Looking at it on google earth it looks like part of a larger building, it looks like it was built on at the back, presumably this is where the access to the upper storey would have been.
I would agree with DS about the machinery,although looking at the thickness of the main roof I dont suppose it would have been too heavy.

apparently Sturgate was equipped with F.I.D.O , maybe it had something to do with that


----------



## Keep out! (May 3, 2009)

And there was me making an apology for just posting a shell of a building up. Chuffded you are taking such an interest. 

No doubt in my mind about the buildings being the same. I'll put another couple of pics up in a bit, see if they shed any more light on this. I thought these pics sucked so didnnt put them on originally.

rear shot







side shot






defo Sturgate, not the other place mentioned.


----------



## Foxylady (May 3, 2009)

ricasso said:


> ... it looks like it was built on at the back, presumably this is where the access to the upper storey would have been.

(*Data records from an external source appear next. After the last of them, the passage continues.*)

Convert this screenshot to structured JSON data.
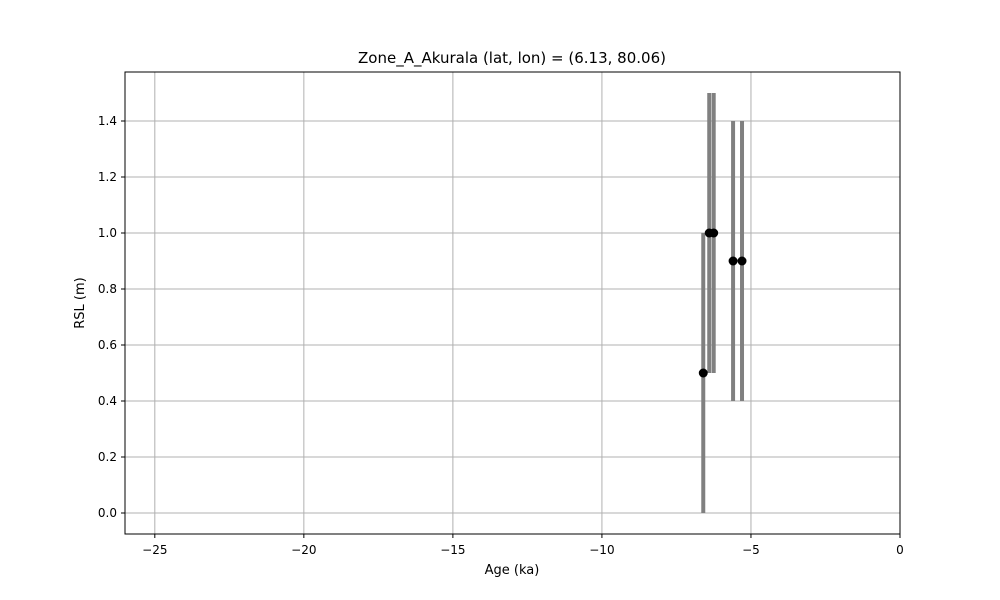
{
  "chart_data": {
    "type": "scatter",
    "title": "Zone_A_Akurala (lat, lon) = (6.13, 80.06)",
    "xlabel": "Age (ka)",
    "ylabel": "RSL (m)",
    "xlim": [
      -26,
      0
    ],
    "ylim": [
      -0.075,
      1.575
    ],
    "xticks": [
      -25,
      -20,
      -15,
      -10,
      -5,
      0
    ],
    "xtick_labels": [
      "−25",
      "−20",
      "−15",
      "−10",
      "−5",
      "0"
    ],
    "yticks": [
      0.0,
      0.2,
      0.4,
      0.6,
      0.8,
      1.0,
      1.2,
      1.4
    ],
    "ytick_labels": [
      "0.0",
      "0.2",
      "0.4",
      "0.6",
      "0.8",
      "1.0",
      "1.2",
      "1.4"
    ],
    "grid": true,
    "points": [
      {
        "x": -6.6,
        "y": 0.5,
        "ymin": 0.0,
        "ymax": 1.0
      },
      {
        "x": -6.4,
        "y": 1.0,
        "ymin": 0.5,
        "ymax": 1.5
      },
      {
        "x": -6.25,
        "y": 1.0,
        "ymin": 0.5,
        "ymax": 1.5
      },
      {
        "x": -5.6,
        "y": 0.9,
        "ymin": 0.4,
        "ymax": 1.4
      },
      {
        "x": -5.3,
        "y": 0.9,
        "ymin": 0.4,
        "ymax": 1.4
      }
    ],
    "colors": {
      "errorbar": "#808080",
      "marker": "#000000",
      "grid": "#b0b0b0"
    }
  }
}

I wondered if it had additions to the building at one time. In the 3rd pic of the 3rd set of KO's photos, you can see where there are 4 sets of outlines in the bottom left of the back of the building. I can't think what that indicates, though!


----------



## ricasso (May 3, 2009)

Dont apologise for the original posting KO! its good to see a thread that promotes good dialogue,instead of folk moaning and bitchin' at each other .
Ive never been to this airfield but I would bet that out of all the buildings there this would have been the one to photograph!!!
well done mate.


----------



## Keep out! (May 3, 2009)

ricasso said:


> Dont apologise for the original posting KO! its good to see a thread that promotes good dialogue,instead of folk moaning and bitchin' at each other .
> Ive never been to this airfield but I would bet that out of all the buildings there this would have been the one to photograph!!!
> well done mate.



Thank you! 

I just wish now I had my cam with me that day, I could have taken some stills off the video.


----------